Cancer Care Centre and Prostate Cancer Institute, St George Hospital, Kogarah, Australia; St George and Sutherland Clinical School, University of New South Wales (UNSW), Kensington, Australia.
Prostate. 2014 May;74(6):602-17. doi: 10.1002/pros.22775. Epub 2014 Feb 12.
Prostate cancer (CaP) is the second leading malignancy in older men in Western countries. The role of CD44 variant 6 (CD44v6) in CaP progression and therapeutic resistance is still uncertain. Here, we investigated the roles of CD44v6 in CaP metastasis and chemo/radioresistance. Expression of CD44v6 in metastatic CaP cell lines, human primary CaP tissues and lymph node metastases was assessed using immunofluorescence and immunohistochemistry, respectively.
Knock down (KD) of CD44v6 was performed in PC-3M, DU145, and LNCaP cells using small interfering RNA (siRNA), and confirmed by confocal microscope, Western blot and quantitative real time polymerase chain reaction (qRT-PCR). Cell growth was evaluated by proliferation and colony formation assays. The adhesive ability and invasive potential were assessed using a hyaluronic acid (HA) adhesion and a matrigel chamber assay, respectively. Tumorigenesis potential and chemo-/radiosensitivity were measured by a sphere formation assay and a colony assay, respectively.
Over-expression of CD44v6 was found in primary CaP tissues and lymph node metastases including cancer cells and surrounding stromal cells.
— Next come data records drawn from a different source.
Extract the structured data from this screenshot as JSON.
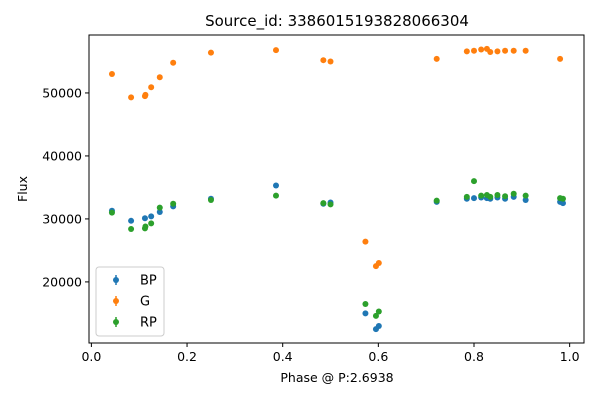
{
  "chart_data": {
    "type": "scatter",
    "title": "Source_id: 3386015193828066304",
    "xlabel": "Phase @ P:2.6938",
    "ylabel": "Flux",
    "xlim": [
      -0.005,
      1.03
    ],
    "ylim": [
      10300,
      59200
    ],
    "xticks": [
      0.0,
      0.2,
      0.4,
      0.6,
      0.8,
      1.0
    ],
    "xtick_labels": [
      "0.0",
      "0.2",
      "0.4",
      "0.6",
      "0.8",
      "1.0"
    ],
    "yticks": [
      20000,
      30000,
      40000,
      50000
    ],
    "ytick_labels": [
      "20000",
      "30000",
      "40000",
      "50000"
    ],
    "grid": false,
    "legend_position": "lower-left",
    "series": [
      {
        "name": "BP",
        "color": "#1f77b4",
        "points": [
          [
            0.043,
            31300
          ],
          [
            0.083,
            29700
          ],
          [
            0.112,
            30100
          ],
          [
            0.125,
            30400
          ],
          [
            0.143,
            31100
          ],
          [
            0.171,
            32000
          ],
          [
            0.25,
            33200
          ],
          [
            0.386,
            35300
          ],
          [
            0.485,
            32400
          ],
          [
            0.5,
            32600
          ],
          [
            0.573,
            15000
          ],
          [
            0.595,
            12500
          ],
          [
            0.601,
            13000
          ],
          [
            0.722,
            32700
          ],
          [
            0.785,
            33200
          ],
          [
            0.8,
            33300
          ],
          [
            0.815,
            33400
          ],
          [
            0.827,
            33300
          ],
          [
            0.834,
            33200
          ],
          [
            0.849,
            33400
          ],
          [
            0.865,
            33200
          ],
          [
            0.883,
            33500
          ],
          [
            0.908,
            33000
          ],
          [
            0.98,
            32700
          ],
          [
            0.986,
            32500
          ]
        ]
      },
      {
        "name": "G",
        "color": "#ff7f0e",
        "points": [
          [
            0.043,
            53000
          ],
          [
            0.083,
            49300
          ],
          [
            0.112,
            49500
          ],
          [
            0.113,
            49700
          ],
          [
            0.125,
            50900
          ],
          [
            0.143,
            52500
          ],
          [
            0.171,
            54800
          ],
          [
            0.25,
            56400
          ],
          [
            0.386,
            56800
          ],
          [
            0.485,
            55200
          ],
          [
            0.5,
            55000
          ],
          [
            0.573,
            26400
          ],
          [
            0.595,
            22500
          ],
          [
            0.601,
            23000
          ],
          [
            0.722,
            55400
          ],
          [
            0.785,
            56600
          ],
          [
            0.8,
            56700
          ],
          [
            0.815,
            56900
          ],
          [
            0.827,
            57000
          ],
          [
            0.834,
            56500
          ],
          [
            0.849,
            56600
          ],
          [
            0.865,
            56700
          ],
          [
            0.883,
            56700
          ],
          [
            0.908,
            56700
          ],
          [
            0.98,
            55400
          ]
        ]
      },
      {
        "name": "RP",
        "color": "#2ca02c",
        "points": [
          [
            0.043,
            31000
          ],
          [
            0.083,
            28400
          ],
          [
            0.112,
            28500
          ],
          [
            0.113,
            28800
          ],
          [
            0.125,
            29300
          ],
          [
            0.143,
            31800
          ],
          [
            0.171,
            32400
          ],
          [
            0.25,
            33000
          ],
          [
            0.386,
            33700
          ],
          [
            0.485,
            32500
          ],
          [
            0.5,
            32300
          ],
          [
            0.573,
            16500
          ],
          [
            0.595,
            14600
          ],
          [
            0.601,
            15300
          ],
          [
            0.722,
            32900
          ],
          [
            0.785,
            33500
          ],
          [
            0.8,
            36000
          ],
          [
            0.815,
            33700
          ],
          [
            0.827,
            33800
          ],
          [
            0.834,
            33500
          ],
          [
            0.849,
            33800
          ],
          [
            0.865,
            33600
          ],
          [
            0.883,
            34000
          ],
          [
            0.908,
            33700
          ],
          [
            0.98,
            33300
          ],
          [
            0.986,
            33200
          ]
        ]
      }
    ]
  }
}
KD of CD44v6 suppressed CaP proliferative, invasive and adhesive abilities, reduced sphere formation, enhanced chemo-/radiosensitivity, and down-regulated epithelial-mesenchymal transition (EMT), PI3K/Akt/mTOR, and Wnt/β-catenin signaling pathway proteins in vitro.
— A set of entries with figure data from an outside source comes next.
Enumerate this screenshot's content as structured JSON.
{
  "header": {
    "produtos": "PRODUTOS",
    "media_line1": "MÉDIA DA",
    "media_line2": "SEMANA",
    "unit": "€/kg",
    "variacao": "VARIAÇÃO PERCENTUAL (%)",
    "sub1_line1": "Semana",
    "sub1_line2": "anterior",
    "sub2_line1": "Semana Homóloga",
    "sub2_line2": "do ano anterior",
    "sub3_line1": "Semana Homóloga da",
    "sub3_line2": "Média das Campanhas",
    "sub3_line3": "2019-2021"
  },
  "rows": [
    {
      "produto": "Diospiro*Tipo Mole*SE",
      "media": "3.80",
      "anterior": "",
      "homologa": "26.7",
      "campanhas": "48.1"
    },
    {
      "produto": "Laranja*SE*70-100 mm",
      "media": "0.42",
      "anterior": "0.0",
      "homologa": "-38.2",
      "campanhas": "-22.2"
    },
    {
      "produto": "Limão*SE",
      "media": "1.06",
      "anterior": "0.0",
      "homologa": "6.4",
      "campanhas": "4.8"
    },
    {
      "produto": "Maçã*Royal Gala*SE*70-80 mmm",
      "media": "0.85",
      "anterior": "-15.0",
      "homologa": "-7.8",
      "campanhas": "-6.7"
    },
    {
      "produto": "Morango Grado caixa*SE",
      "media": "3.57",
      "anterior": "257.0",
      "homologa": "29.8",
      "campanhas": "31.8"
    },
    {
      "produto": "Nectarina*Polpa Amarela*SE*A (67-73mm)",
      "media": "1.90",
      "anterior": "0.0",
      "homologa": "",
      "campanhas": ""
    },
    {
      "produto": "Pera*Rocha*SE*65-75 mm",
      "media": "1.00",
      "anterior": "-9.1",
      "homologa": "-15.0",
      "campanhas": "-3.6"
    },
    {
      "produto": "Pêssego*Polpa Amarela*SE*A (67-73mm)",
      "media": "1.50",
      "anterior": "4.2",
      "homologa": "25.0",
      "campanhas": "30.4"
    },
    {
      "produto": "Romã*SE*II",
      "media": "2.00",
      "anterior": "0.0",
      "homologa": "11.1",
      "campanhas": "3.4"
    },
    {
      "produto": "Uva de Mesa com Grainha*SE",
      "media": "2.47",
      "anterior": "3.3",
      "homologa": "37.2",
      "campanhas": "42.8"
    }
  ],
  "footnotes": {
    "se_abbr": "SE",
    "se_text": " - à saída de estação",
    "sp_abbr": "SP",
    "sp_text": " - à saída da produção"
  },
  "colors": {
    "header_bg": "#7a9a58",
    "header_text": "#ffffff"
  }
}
Our findings demonstrate that CD44v6 is an important cancer stem cell-like marker associated with CaP proliferation, invasion, adhesion, metastasis, chemo-/radioresistance, and the induction of EMT as well as the activation PI3K/Akt/mTOR and Wnt signaling pathways, suggesting that CD44v6 is a novel therapeutic target to sensitize CaP cells to chemo/radiotherapy.
前列腺癌(CaP)是西方国家老年男性中第二大恶性肿瘤。CD44 变体 6(CD44v6)在 CaP 进展和治疗耐药性中的作用仍不确定。在这里,我们研究了 CD44v6 在 CaP 转移和化疗/放疗耐药中的作用。使用免疫荧光和免疫组织化学分别评估转移性 CaP 细胞系、人原发性 CaP 组织和淋巴结转移中 CD44v6 的表达。
使用小干扰 RNA(siRNA)在 PC-3M、DU145 和 LNCaP 细胞中敲低(KD)CD44v6,并通过共聚焦显微镜、Western blot 和定量实时聚合酶链反应(qRT-PCR)进行确认。通过增殖和集落形成测定评估细胞生长。通过透明质酸(HA)粘附和基质胶室测定分别评估粘附能力和侵袭潜力。通过球体形成测定和集落测定分别测量肿瘤发生潜力和化疗/放疗敏感性。
在原发性 CaP 组织和包括癌细胞和周围基质细胞在内的淋巴结转移中发现 CD44v6 过表达。CD44v6 的 KD 抑制了 CaP 的增殖、侵袭和粘附能力,减少了球体形成,增强了化疗/放疗敏感性,并下调了上皮-间充质转化(EMT)、PI3K/Akt/mTOR 和 Wnt/β-catenin 信号通路蛋白在体外。
我们的研究结果表明,CD44v6 是与 CaP 增殖、侵袭、粘附、转移、化疗/放疗耐药以及 EMT 的诱导以及 PI3K/Akt/mTOR 和 Wnt 信号通路的激活相关的重要癌症干细胞样标志物,提示 CD44v6 是一种新型治疗靶点,可使 CaP 细胞对化疗/放疗敏感。